Barrer las calles

ESPAÑA

CALLEJÓN DEL GATO

10 sep 2002 . Actualizado a las 07:00 h.

HAY QUE esperar ocho meses, mientras no se celebran las elecciones municipales, para ver nuestras calles libres de delincuentes, de carteristas, de tironeros, de atracadores de farmacias y joyerías, de vendedores del top manta y de mendigos con niños de pecho en el regazo. Aznar dixit , y anuncia el fin de la puerta giratoria por donde entran y salen rateros y demás rufiane. Lo promete ante sus candidatos a las alcaldías y reconoce lo que hasta entonces negaba, que aquí y ahora, en España, existe un serio problema de seguridad ciudadana. Si un eje de la campaña que viene es la seguridad de las calles, el otro consiste en la práctica supresión del impuesto de actividades económicas para las pequeñas empresas. Esta última es una promesa fija en las campañas electorales. Aznar se comprometió con las PYMES a reducir ese impuesto surrealista.
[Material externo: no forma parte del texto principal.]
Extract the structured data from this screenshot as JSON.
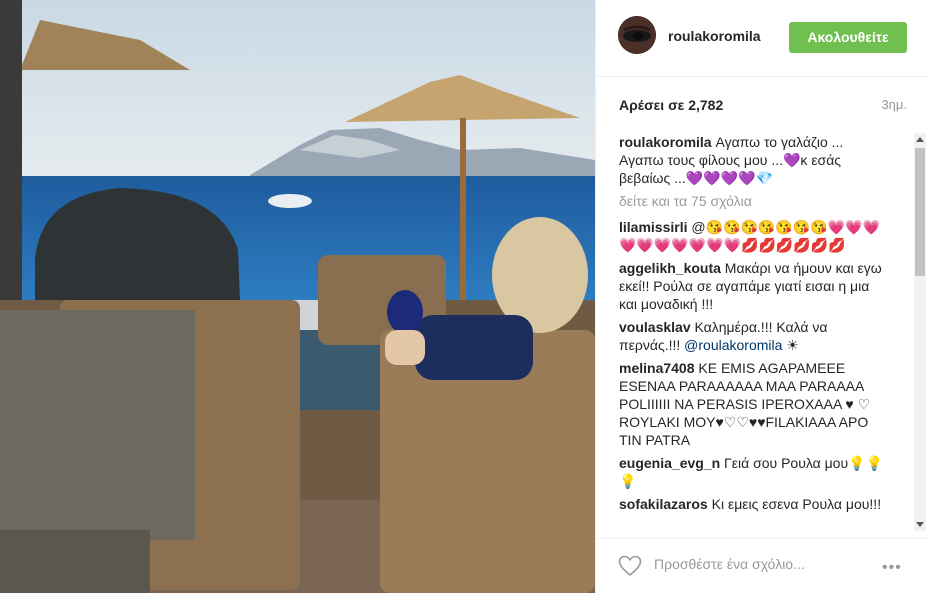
{
  "post": {
    "username": "roulakoromila",
    "follow_label": "Ακολουθείτε",
    "likes": "Αρέσει σε 2,782",
    "time": "3ημ.",
    "view_more": "δείτε και τα 75 σχόλια",
    "caption": {
      "user": "roulakoromila",
      "text": " Αγαπω το γαλάζιο ... Αγαπω τους φίλους μου ...💜κ εσάς βεβαίως ...💜💜💜💜💎"
    }
  },
  "comments": [
    {
      "user": "lilamissirli",
      "text": " @😘😘😘😘😘😘😘💗💗💗💗💗💗💗💗💗💗💋💋💋💋💋💋"
    },
    {
      "user": "aggelikh_kouta",
      "text": " Μακάρι να ήμουν και εγω εκεί!! Ρούλα σε αγαπάμε γιατί εισαι η μια και μοναδική !!!"
    },
    {
      "user": "voulasklav",
      "text": " Καλημέρα.!!! Καλά να περνάς.!!! ",
      "mention": "@roulakoromila",
      "after": " ☀"
    },
    {
      "user": "melina7408",
      "text": " ΚΕ EMIS AGAPAMEEE ESENAA PARAAAAAA MAA PARAAAA POLIIIIII NA PERASIS IPEROXAAA ♥ ♡ ROYLAKI MOY♥♡♡♥♥FILAKIAAA APO TIN PATRA"
    },
    {
      "user": "eugenia_evg_n",
      "text": " Γειά σου Ρουλα μου💡💡💡"
    },
    {
      "user": "sofakilazaros",
      "text": " Κι εμεις εσενα Ρουλα μου!!!"
    }
  ],
  "footer": {
    "placeholder": "Προσθέστε ένα σχόλιο...",
    "more_label": "•••"
  },
  "icons": {
    "heart": "heart-outline-icon",
    "more": "more-options-icon"
  },
  "colors": {
    "follow_bg": "#70c050",
    "mention": "#003569"
  }
}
Incumplió el compromiso y ahora en vísperas de otras elecciones lo exhuma del cajón de los olvidos. La delincuencia se está profesionalizando, especializándose y convirtiéndose en una multinacional. Nunca tantas alarmas para instalar en pisos y en chalets se han vendido como en el último año y las urbanizaciones de la periferia residencial madrileña parecen instalaciones militares bunkerizadas con cámaras de televisión en circuito cerrado y guardias jurados las veinticuatro horas. Barrer las calles tiene que ser algo más que un eslogan de campaña. Hay que poner los medios necesarios, una policía suficiente y eficiente dotada de tecnología adecuada, y eso no se improvisa. Se hace constar en un apartado específico de los presupuestos generales. Y después hablamos, aunque no sea en un mitin de precampaña.